“Solo para Iniciados”, por Juan Bustillos

Elías Beltrán, el ejecutor de consignas

Nunca supo lo que significaba ser procurador, por más que solo fuera encargado

Por Juan Bustillos

Por falta de carácter, porque le cayó del cielo el inmerecido regalo de encargarse de la Procuraduría General de la República al final del sexenio anterior, porque nunca pudo superar la jefatura del ex consejero jurídico del Presidente Enrique Peña Nieto, Humberto Castillejos, por venganza de Santiago Nieto o por lo que sea, Alberto Elías Beltrán, mejor conocido, en el ámbito penal federal, como “El Pollo”, está bajo investigación de su sucesor, el Fiscal General de la República, Alejandro Gertz Manero, y por el titular de la Unidad de Inteligencia Financiera.

El pecado capital de “El Pollo” fue no percatarse de su propia importancia cuando el Presidente Peña Nieto le encargó la PGR gracias a que un miembro más de la “primocracia”, cuyo jefe era Castillejos, Raúl Cervantes, renunció a seguir procurando justicia desilusionado porque no lo pudieron imponer como el primer Fiscal General de la República y confiaba aún que estaba en tiempo de ser ministro de la Suprema Corte de Justicia de la Nación.

No hay duda; a Elías Beltrán le quedó grande la responsabilidad. Primero fue incapaz de desmentir a Cervantes, que se marchó asegurando haber dejado bombas a punto de estallar cuando no eran ni siquiera chinampinas; después se concretó a cumplir las consignas que Castillejos le pasaba a través del director del Cisen, Alberto Bazbaz, que, a su vez, se ostentaba como transmisor de las órdenes del Presidente.
Nunca supo lo que significaba ser procurador, por más que sólo fuera encargado.

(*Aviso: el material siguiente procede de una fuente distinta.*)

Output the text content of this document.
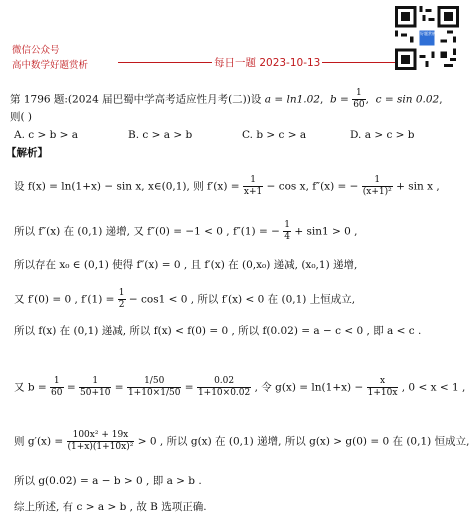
微信公众号
高中数学好题赏析	每日一题 2023-10-13
好题赏析
第 1796 题:(2024 届巴蜀中学高考适应性月考(二))设 a = ln1.02,  $b = \frac{1}{60}$ ,  c = sin 0.02,
则( )
A. c > b > a	B. c > a > b	C. b > c > a	D. a > c > b
【解析】
设 f(x) = ln(1+x) − sin x, x∈(0,1), 则 $f'(x) = \frac{1}{x+1} - \cos x$, f″(x) = − $\frac{1}{\text{(x+1)²}} + \sin x$ ,
所以 f″(x) 在 (0,1) 递增, 又 f″(0) = −1 < 0 , f″(1) = − $\frac{1}{4} + \sin 1 > 0$ ,
所以存在 x₀ ∈ (0,1) 使得 f″(x) = 0 , 且 f′(x) 在 (0,x₀) 递减, (x₀,1) 递增,
又 f′(0) = 0 , $f'(1) = \frac{1}{2} - \cos 1 < 0$ , 所以 f′(x) < 0 在 (0,1) 上恒成立,
所以 f(x) 在 (0,1) 递减, 所以 f(x) < f(0) = 0 , 所以 f(0.02) = a − c < 0 , 即 a < c .
又 $b = \frac{1}{60} = \frac{1}{50+10} = \frac{1/50}{1+10\times 1/50} = \frac{0.02}{1+10\times 0.02}$ , 令 $g(x) = \ln(1+x) - \frac{x}{1+10x}$ , 0 < x < 1 ,
则 $g'(x) = \frac{\text{100x² + 19x}}{\text{(1+x)(1+10x)²}} > 0$ , 所以 g(x) 在 (0,1) 递增, 所以 g(x) > g(0) = 0 在 (0,1) 恒成立,
所以 g(0.02) = a − b > 0 , 即 a > b .
综上所述, 有 c > a > b , 故 B 选项正确.
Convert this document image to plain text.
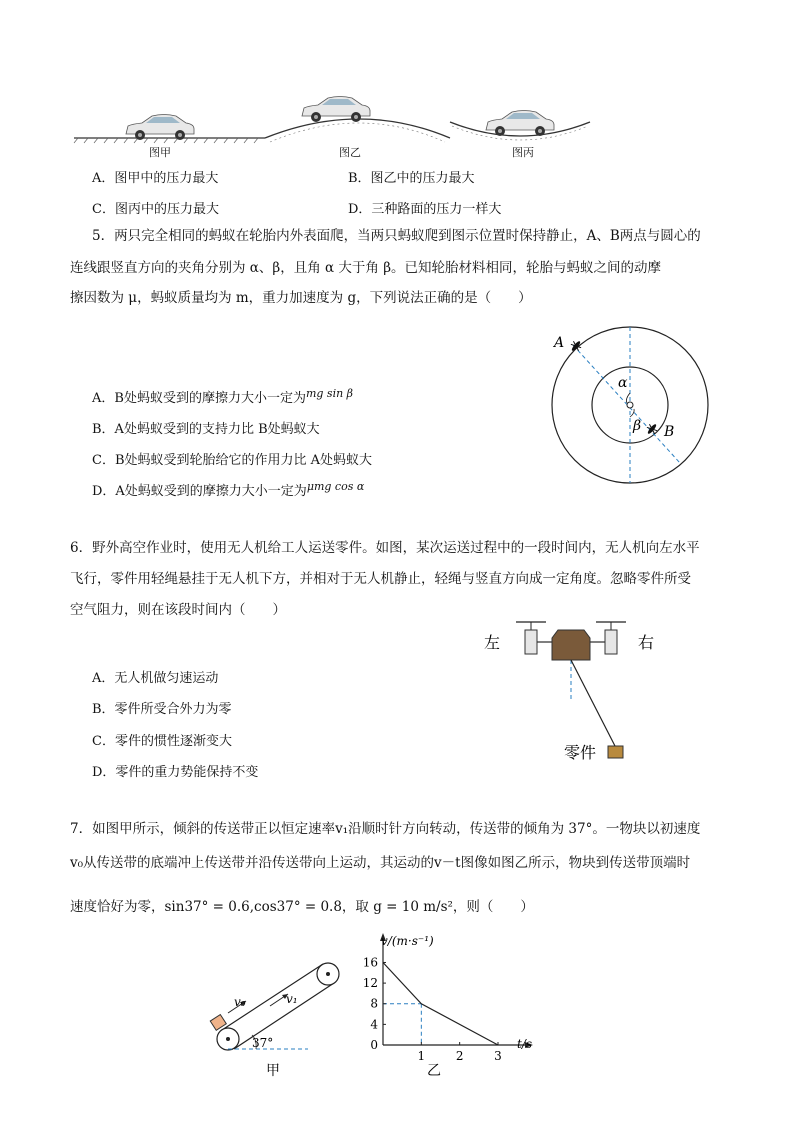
图甲	图乙	图丙
A．图甲中的压力最大	B．图乙中的压力最大
C．图丙中的压力最大	D．三种路面的压力一样大
5．两只完全相同的蚂蚁在轮胎内外表面爬，当两只蚂蚁爬到图示位置时保持静止，A、B两点与圆心的
连线跟竖直方向的夹角分别为 α、β，且角 α 大于角 β。已知轮胎材料相同，轮胎与蚂蚁之间的动摩
擦因数为 μ，蚂蚁质量均为 m，重力加速度为 g，下列说法正确的是（　　）
A．B处蚂蚁受到的摩擦力大小一定为$^{mg sin \beta}$
B．A处蚂蚁受到的支持力比 B处蚂蚁大
C．B处蚂蚁受到轮胎给它的作用力比 A处蚂蚁大
D．A处蚂蚁受到的摩擦力大小一定为$^{\mu mg cos \alpha}$
A
B
α
β
6．野外高空作业时，使用无人机给工人运送零件。如图，某次运送过程中的一段时间内，无人机向左水平
飞行，零件用轻绳悬挂于无人机下方，并相对于无人机静止，轻绳与竖直方向成一定角度。忽略零件所受
空气阻力，则在该段时间内（　　）
A．无人机做匀速运动
B．零件所受合外力为零
C．零件的惯性逐渐变大
D．零件的重力势能保持不变
左	右
零件
7．如图甲所示，倾斜的传送带正以恒定速率v₁沿顺时针方向转动，传送带的倾角为 37°。一物块以初速度
v₀从传送带的底端冲上传送带并沿传送带向上运动，其运动的v－t图像如图乙所示，物块到传送带顶端时
速度恰好为零，sin37° = 0.6,cos37° = 0.8，取 g = 10 m/s²，则（　　）
v₀	v₁
37°
甲
0
4
8
12
16
1	2	3
v/(m·s⁻¹)
t/s
乙
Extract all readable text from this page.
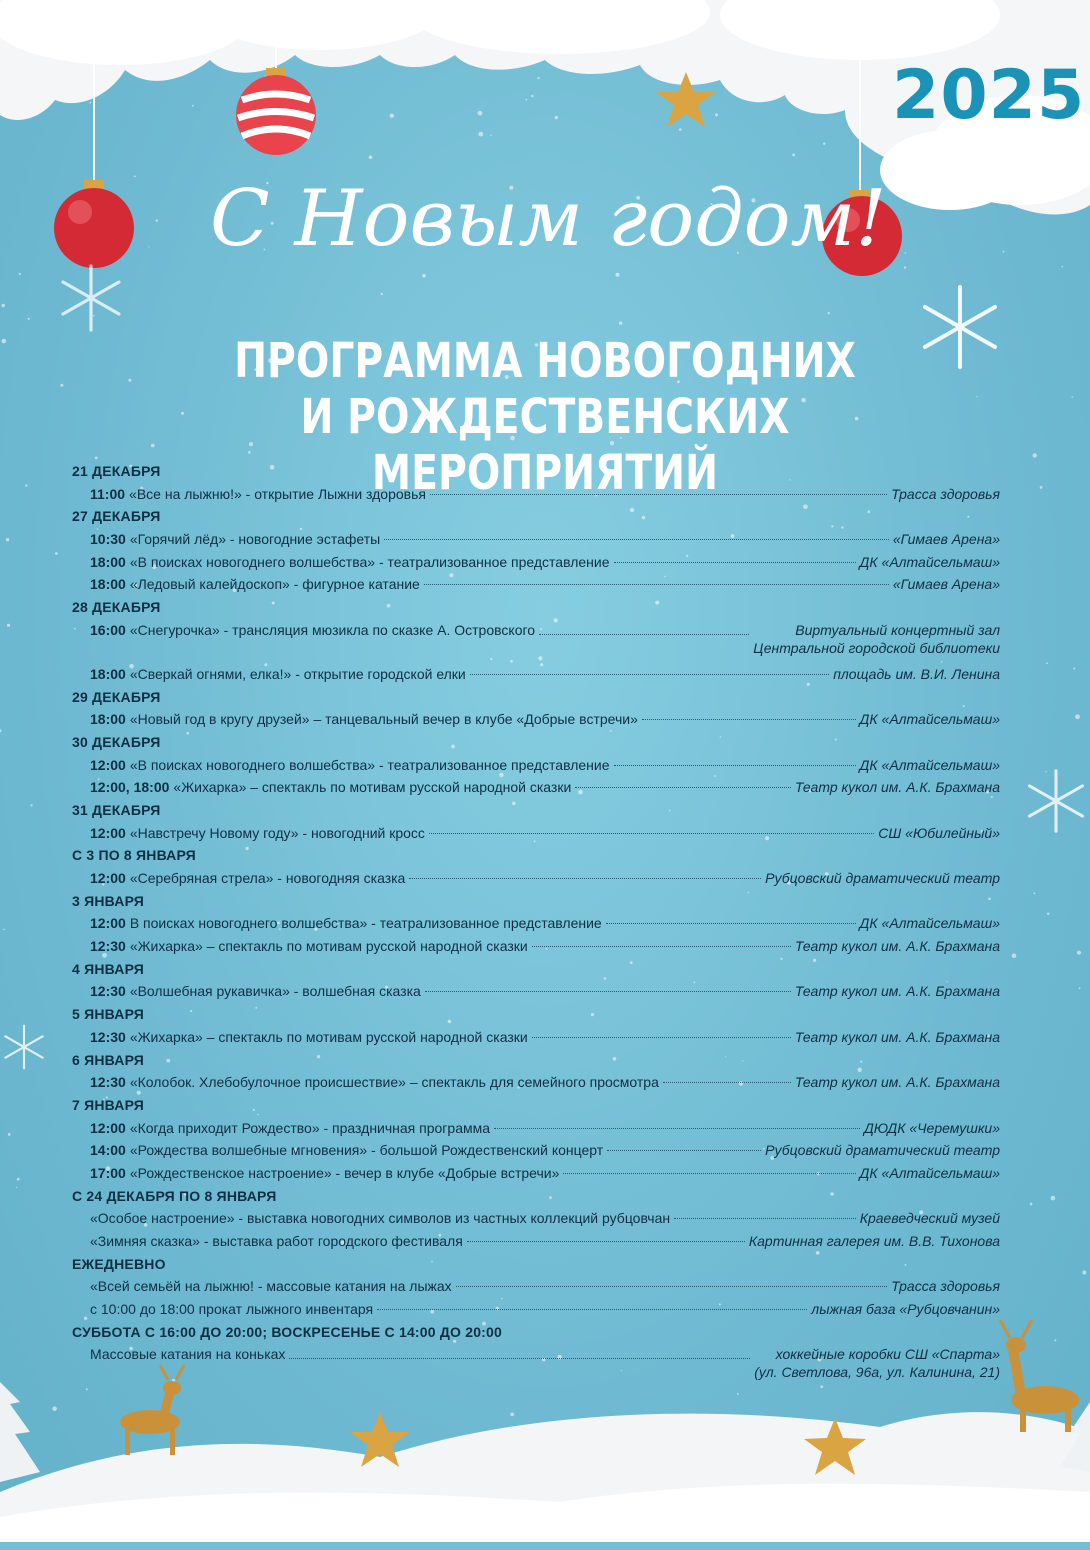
2025
С Новым годом!
ПРОГРАММА НОВОГОДНИХ
И РОЖДЕСТВЕНСКИХ МЕРОПРИЯТИЙ
21 ДЕКАБРЯ
11:00 «Все на лыжню!» - открытие Лыжни здоровья	Трасса здоровья
27 ДЕКАБРЯ
10:30 «Горячий лёд» - новогодние эстафеты	«Гимаев Арена»
18:00 «В поисках новогоднего волшебства» - театрализованное представление	ДК «Алтайсельмаш»
18:00 «Ледовый калейдоскоп» - фигурное катание	«Гимаев Арена»
28 ДЕКАБРЯ
16:00 «Снегурочка» - трансляция мюзикла по сказке А. Островского	Виртуальный концертный зал
Центральной городской библиотеки
18:00 «Сверкай огнями, елка!» - открытие городской елки	площадь им. В.И. Ленина
29 ДЕКАБРЯ
18:00 «Новый год в кругу друзей» – танцевальный вечер в клубе «Добрые встречи»	ДК «Алтайсельмаш»
30 ДЕКАБРЯ
12:00 «В поисках новогоднего волшебства» - театрализованное представление	ДК «Алтайсельмаш»
12:00, 18:00 «Жихарка» – спектакль по мотивам русской народной сказки	Театр кукол им. А.К. Брахмана
31 ДЕКАБРЯ
12:00 «Навстречу Новому году» - новогодний кросс	СШ «Юбилейный»
С 3 ПО 8 ЯНВАРЯ
12:00 «Серебряная стрела» - новогодняя сказка	Рубцовский драматический театр
3 ЯНВАРЯ
12:00 В поисках новогоднего волшебства» - театрализованное представление	ДК «Алтайсельмаш»
12:30 «Жихарка» – спектакль по мотивам русской народной сказки	Театр кукол им. А.К. Брахмана
4 ЯНВАРЯ
12:30 «Волшебная рукавичка» - волшебная сказка	Театр кукол им. А.К. Брахмана
5 ЯНВАРЯ
12:30 «Жихарка» – спектакль по мотивам русской народной сказки	Театр кукол им. А.К. Брахмана
6 ЯНВАРЯ
12:30 «Колобок. Хлебобулочное происшествие» – спектакль для семейного просмотра	Театр кукол им. А.К. Брахмана
7 ЯНВАРЯ
12:00 «Когда приходит Рождество» - праздничная программа	ДЮДК «Черемушки»
14:00 «Рождества волшебные мгновения» - большой Рождественский концерт	Рубцовский драматический театр
17:00 «Рождественское настроение» - вечер в клубе «Добрые встречи»	ДК «Алтайсельмаш»
С 24 ДЕКАБРЯ ПО 8 ЯНВАРЯ
«Особое настроение» - выставка новогодних символов из частных коллекций рубцовчан	Краеведческий музей
«Зимняя сказка» - выставка работ городского фестиваля	Картинная галерея им. В.В. Тихонова
ЕЖЕДНЕВНО
«Всей семьёй на лыжню! - массовые катания на лыжах	Трасса здоровья
с 10:00 до 18:00 прокат лыжного инвентаря	лыжная база «Рубцовчанин»
СУББОТА С 16:00 ДО 20:00; ВОСКРЕСЕНЬЕ С 14:00 ДО 20:00
Массовые катания на коньках	хоккейные коробки СШ «Спарта»
(ул. Светлова, 96а, ул. Калинина, 21)
rubtsovsk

Sus momentos magnos, por los que será recordado, ocurrieron cuando un agente del Ministerio Público se negó a firmar la prescripción del caso de Emilio Lozoya en la FEPADE, cuya existencia hasta Santiago Nieto había reconocido en su libro, y al no tener reparo en cumplir la instrucción, faltando dos días para concluir el sexenio, de liberar de todo cargo al ex candidato del PAN, Ricardo Anaya, pese a que antes se había afanado en cumplir la consigna de perseguirlo, a fin de minar sus posibilidades electorales.

Más aún, como lo suyo era cumplir sólo las consignas, se olvidó de la esposa y del suegro del ex candidato panista a la Presidencia.
Si las informaciones son veraces, Santiago Nieto lo colocó, ahora, del otro lado de la mesa y, según el periódico Reforma, lo investiga, al igual que a su esposa, por lavado de dinero.

Todo indica que se trata sólo de una venganza porque no es posible imaginar que alguien que ocupó la PGR, al menos como encargado, pero que fue subprocurador Jurídico y de Derechos Humanos, así como director General Adjunto en la Unidad de Proyectos Estratégicos Sistémicos y director General Adjunto de Asuntos Normativos e Internacionales y de Procesos Legales en la Unidad de Inteligencia Financiera, pudiera involucrarse e involucrar a su esposa en delitos de la naturaleza de los que persigue su enemigo Santiago Nieto.

Por lo demás, no es fácil entender que si cometió lavado de dinero en 2016, por qué no limpió su propio pasado o por qué mantuvo engañados a Castillejos, a Bazbaz y a Peña Nieto.

 Por lo pronto niega haber cometido lavado de dinero, y es mejor que así sea porque la persecución a que lo someterá Nieto será de pronóstico reservado, amén de que el Fiscal Gertz Manero quizás le cobre todo lo que narró a los reporteros en su relato de cómo le entregó la PGR.

El 20 de octubre de 2017 estaba en una oficina de Los Pinos cuando Elías Beltrán comunicó que había destituido al Fiscal Especializado para la Atención de Delitos Electorales. Estaba feliz por las felicitaciones del cumplimiento de la consigna, por lo demás legal, pues, en efecto, Santiago Nieto había violado el Código de Conducta de la PGR al revelar información que estaba bajo su responsabilidad.

Ignoraba que estaba marcando su destino, como hizo con el de otros, cuando cumplió las demás consignas de Castillejos y Bazbaz.